Comparative CRS risk across CAR-T constructs in DLBCL in real-world cohorts Free

Background

Cytokine release syndrome (CRS) is a common and potentially life-threatening toxicity associated with chimeric antigen receptor T-cell (CAR-T) therapy. Although clinical trials have demonstrated varying CRS profiles across different CAR-T constructs, real-world comparative data remains limited.Our study aims to evaluate CRS risk across commercial CAR-T therapies in a real-world DLBCL cohort, with particular focus on the timing of inflammatory biomarkers and the use of tocilizumab as a proxy for CRS management.

Methods: We conducted a retrospective analysis using the TriNetX Global Collaborative Network. Adult patients (≥18 years) with diffuse large B-cell lymphoma (DLBCL) who received FDA-approved CAR-T therapies axicabtagene ciloleucel (axi-cel), tisagenlecleucel (tisa-cel), and lisocabtagene maraleucel (liso-cel) were included. For each therapy, two cohorts were created: patients with elevated inflammatory markers prior to infusion (within 1 month) and post-infusion (within 14 days). Elevated markers were defined as ferritin ≥100 ng/mL, LDH ≥250 U/L, and CRP ≥30 mg/L. These biomarkers were also evaluated as secondary outcomes to compare the degree of systemic inflammation across CAR-T constructs.Propensity score matching (1:1) was performed to balance age, race, chemotherapy lines, glucocorticoid use, diabetes mellitus type II,congestive heart failure and chronic kidney disease (CKD). The primary outcome was the diagnosis of cytokine release syndrome (CRS) within 90 days post-CAR-T. Secondary outcomes included post-infusion ferritin and CRP levels, and use of tocilizumab as a surrogate for CRS severity. We conducted both within-product comparisons (pre- vs post-infusion inflammatory states) and cross-product comparisons between axi-cel, tisa-cel, and liso-cel. Survival and risk analyses were performed using Kaplan-Meier curves and measures of association.

Results: Among DLBCL patients with elevated post-infusion inflammatory markers, CRS incidence varied across CAR-T constructs but did not differ significantly in matched comparisons. In within-product analyses, CRS occurred in 55.6% of axi-cel recipients pre-infusion versus 47.6% post-infusion (risk difference +7.9%, p=0.621). For tisa-cel, CRS occurred in 100% of patients in both cohorts. In liso-cel recipients, CRS occurred in 58.8% pre-infusion versus 71.4% post-infusion (risk difference –12.6%, p=0.465).

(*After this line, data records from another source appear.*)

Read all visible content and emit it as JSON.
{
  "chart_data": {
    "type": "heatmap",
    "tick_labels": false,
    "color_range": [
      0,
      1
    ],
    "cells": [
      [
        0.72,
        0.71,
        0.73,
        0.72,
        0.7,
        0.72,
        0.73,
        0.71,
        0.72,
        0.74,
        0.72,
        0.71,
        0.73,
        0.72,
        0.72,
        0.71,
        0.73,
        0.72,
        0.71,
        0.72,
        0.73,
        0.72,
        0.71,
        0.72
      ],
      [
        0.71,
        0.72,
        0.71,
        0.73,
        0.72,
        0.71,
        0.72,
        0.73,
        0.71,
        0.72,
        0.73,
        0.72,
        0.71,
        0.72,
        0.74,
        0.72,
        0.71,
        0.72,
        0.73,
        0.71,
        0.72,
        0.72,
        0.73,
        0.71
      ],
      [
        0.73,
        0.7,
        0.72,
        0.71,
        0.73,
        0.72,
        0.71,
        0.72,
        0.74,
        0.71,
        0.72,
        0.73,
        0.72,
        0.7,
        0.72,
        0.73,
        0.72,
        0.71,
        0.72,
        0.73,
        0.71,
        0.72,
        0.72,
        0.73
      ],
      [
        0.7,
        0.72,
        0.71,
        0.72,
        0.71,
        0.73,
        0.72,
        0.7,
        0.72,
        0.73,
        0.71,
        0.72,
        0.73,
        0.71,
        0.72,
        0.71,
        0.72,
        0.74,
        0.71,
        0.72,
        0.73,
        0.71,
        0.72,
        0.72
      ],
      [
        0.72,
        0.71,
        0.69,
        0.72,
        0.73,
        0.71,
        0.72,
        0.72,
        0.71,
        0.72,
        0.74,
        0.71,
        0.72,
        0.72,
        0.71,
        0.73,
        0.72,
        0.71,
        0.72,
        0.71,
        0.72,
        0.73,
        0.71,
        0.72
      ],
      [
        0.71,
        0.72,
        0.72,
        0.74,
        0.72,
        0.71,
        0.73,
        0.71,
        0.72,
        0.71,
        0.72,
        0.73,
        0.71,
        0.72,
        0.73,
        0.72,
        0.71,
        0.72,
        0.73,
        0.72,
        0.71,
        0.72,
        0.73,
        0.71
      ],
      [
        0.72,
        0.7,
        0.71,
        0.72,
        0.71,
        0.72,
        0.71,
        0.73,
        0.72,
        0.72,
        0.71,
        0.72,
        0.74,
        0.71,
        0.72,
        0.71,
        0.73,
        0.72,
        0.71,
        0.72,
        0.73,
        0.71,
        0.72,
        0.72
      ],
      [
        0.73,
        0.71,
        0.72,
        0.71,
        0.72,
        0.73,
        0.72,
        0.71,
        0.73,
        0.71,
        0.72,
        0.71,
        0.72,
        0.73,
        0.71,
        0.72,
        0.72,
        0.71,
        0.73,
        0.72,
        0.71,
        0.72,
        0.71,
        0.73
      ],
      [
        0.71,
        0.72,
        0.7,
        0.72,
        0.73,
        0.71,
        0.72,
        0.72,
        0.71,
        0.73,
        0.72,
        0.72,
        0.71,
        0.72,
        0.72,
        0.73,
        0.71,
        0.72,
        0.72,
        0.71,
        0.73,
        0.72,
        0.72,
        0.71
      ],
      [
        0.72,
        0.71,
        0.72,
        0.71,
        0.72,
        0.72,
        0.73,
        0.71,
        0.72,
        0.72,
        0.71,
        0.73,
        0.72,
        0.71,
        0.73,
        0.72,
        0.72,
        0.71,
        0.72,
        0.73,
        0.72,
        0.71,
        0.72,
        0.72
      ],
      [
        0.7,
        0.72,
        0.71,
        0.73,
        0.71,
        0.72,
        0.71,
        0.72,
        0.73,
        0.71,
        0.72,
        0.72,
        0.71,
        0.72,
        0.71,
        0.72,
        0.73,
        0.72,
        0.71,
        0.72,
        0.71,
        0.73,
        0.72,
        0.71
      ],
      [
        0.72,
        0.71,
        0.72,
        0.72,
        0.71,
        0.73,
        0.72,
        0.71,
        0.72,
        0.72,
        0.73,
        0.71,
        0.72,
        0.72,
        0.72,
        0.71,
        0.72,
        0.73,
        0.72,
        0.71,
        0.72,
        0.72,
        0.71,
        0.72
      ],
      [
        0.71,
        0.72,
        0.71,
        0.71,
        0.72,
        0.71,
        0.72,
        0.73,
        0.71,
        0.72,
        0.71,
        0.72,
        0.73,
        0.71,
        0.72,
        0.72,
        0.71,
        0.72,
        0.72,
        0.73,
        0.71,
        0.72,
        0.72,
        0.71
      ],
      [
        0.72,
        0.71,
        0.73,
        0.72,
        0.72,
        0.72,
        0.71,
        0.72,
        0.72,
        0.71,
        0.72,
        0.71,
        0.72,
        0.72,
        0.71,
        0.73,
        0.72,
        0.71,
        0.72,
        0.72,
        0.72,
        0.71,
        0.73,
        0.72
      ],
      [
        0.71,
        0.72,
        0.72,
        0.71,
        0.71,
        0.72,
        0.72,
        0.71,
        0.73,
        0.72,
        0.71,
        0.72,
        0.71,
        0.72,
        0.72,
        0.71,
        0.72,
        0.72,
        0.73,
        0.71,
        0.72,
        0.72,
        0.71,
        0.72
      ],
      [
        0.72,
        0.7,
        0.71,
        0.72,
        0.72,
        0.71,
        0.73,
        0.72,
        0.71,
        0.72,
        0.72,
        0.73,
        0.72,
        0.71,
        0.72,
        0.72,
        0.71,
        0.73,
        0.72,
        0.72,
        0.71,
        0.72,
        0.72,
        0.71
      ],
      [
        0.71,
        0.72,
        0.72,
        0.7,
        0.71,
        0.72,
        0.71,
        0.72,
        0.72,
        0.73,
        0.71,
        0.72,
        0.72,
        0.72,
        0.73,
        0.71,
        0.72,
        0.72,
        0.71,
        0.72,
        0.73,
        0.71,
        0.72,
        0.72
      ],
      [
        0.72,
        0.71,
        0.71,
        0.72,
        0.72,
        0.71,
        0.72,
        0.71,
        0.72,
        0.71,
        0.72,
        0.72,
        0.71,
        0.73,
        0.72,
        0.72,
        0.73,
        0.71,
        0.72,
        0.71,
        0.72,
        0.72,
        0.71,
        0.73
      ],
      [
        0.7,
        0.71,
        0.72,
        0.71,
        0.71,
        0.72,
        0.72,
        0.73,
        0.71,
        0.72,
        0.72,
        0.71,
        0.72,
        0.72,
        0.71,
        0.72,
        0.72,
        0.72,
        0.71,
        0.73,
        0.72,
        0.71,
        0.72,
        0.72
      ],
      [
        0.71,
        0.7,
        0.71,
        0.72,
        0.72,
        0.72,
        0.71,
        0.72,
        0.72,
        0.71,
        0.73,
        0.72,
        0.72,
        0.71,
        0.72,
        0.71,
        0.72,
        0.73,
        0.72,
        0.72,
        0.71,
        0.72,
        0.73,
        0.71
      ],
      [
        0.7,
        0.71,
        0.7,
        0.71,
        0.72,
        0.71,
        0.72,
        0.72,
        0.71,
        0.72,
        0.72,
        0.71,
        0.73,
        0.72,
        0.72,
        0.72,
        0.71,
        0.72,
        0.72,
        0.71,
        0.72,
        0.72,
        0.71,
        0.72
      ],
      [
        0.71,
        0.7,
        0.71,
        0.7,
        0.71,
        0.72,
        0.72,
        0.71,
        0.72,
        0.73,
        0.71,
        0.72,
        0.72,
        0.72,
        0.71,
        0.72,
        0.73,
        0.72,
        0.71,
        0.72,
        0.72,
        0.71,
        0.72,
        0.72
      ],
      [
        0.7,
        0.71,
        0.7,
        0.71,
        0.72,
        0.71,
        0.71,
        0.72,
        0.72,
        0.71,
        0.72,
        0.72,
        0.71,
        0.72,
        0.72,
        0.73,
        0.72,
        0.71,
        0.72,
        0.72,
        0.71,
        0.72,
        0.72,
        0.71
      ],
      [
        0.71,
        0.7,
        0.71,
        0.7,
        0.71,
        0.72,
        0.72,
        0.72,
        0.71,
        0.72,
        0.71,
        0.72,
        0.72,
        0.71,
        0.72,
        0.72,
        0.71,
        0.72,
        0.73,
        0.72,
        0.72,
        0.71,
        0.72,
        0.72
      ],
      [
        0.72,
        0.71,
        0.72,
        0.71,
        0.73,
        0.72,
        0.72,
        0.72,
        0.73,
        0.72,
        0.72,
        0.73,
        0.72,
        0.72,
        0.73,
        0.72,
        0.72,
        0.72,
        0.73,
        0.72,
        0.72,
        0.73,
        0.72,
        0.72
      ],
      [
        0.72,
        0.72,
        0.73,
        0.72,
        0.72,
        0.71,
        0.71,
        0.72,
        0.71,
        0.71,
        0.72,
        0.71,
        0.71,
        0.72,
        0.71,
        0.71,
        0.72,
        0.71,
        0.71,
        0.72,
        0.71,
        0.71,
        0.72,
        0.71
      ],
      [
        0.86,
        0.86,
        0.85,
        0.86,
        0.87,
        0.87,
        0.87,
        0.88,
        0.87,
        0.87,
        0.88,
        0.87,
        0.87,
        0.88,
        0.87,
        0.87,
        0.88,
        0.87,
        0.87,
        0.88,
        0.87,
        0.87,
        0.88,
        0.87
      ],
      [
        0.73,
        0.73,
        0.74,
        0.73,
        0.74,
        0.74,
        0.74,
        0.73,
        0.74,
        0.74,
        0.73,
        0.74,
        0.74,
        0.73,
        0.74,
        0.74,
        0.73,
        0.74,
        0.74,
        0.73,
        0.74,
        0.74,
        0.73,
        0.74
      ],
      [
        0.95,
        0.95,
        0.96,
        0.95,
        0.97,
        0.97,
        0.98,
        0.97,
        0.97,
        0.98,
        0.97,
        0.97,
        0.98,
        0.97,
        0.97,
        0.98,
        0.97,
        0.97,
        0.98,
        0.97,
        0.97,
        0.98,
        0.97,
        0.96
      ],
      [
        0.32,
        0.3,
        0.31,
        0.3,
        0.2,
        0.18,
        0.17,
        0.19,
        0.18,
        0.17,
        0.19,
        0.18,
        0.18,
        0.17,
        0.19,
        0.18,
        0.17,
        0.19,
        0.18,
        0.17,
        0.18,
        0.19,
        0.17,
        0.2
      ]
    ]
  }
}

In post-infusion biomarker-positive cohorts with adjusted matching, CRS occurred in 83.3% of axi-cel vs 66.7% of tisa-cel patients (risk difference +16.7%, p=0.326), and in 71.4% of axi-cel vs 76.9% of liso-cel recipients (risk difference –5.5%, p=0.745). None of these differences reached statistical significance. Kaplan-Meier analyses revealed no difference in CRS-free survival between groups. Tocilizumab was used more frequently in axi-cel patients compared to tisa-cel (52.6% vs 41.7%, p=0.474) and liso-cel (58.8% vs 38.5%, p=0.191).

Among patients with post-infusion biomarker positivity, ferritin levels were numerically higher in liso-cel compared to axi-cel (3311 vs 2417 ng/mL, p=0.726), and significantly higher in axi-cel than tisa-cel (8806 vs 1551 ng/mL, p=0.216). CRP levels were significantly higher in tisa-cel vs axi-cel (34.4 vs 9.5 mg/L, p=0.011), and numerically higher in liso-cel vs axi-cel (9.7 vs 4.9 mg/L, p=0.132). These biomarker trends suggest construct-specific inflammatory responses despite similar CRS incidence.

Conclusion: In this real-world, propensity-matched analysis of DLBCL patients with elevated post-infusion inflammatory markers, we observed high rates of cytokine release syndrome (CRS) across all CAR-T constructs. While CRS incidence was numerically higher with axi-cel compared to tisa-cel and slightly lower compared to liso-cel, these differences were not statistically significant. Importantly, we found that inflammatory biomarker levels particularly CRP and ferritin varied significantly across products, despite comparable CRS event rates. Collectively, these findings suggest that while CRS rates may appear similar across CAR-T products in high-risk inflammatory states, the underlying inflammatory burden—as reflected by ferritin and CRP—may differ by construct. Future studies should consider biomarker trajectory and comorbidity burden when developing risk-adapted toxicity management strategies. These insights support more nuanced post-infusion monitoring and product-specific counseling in clinical practice.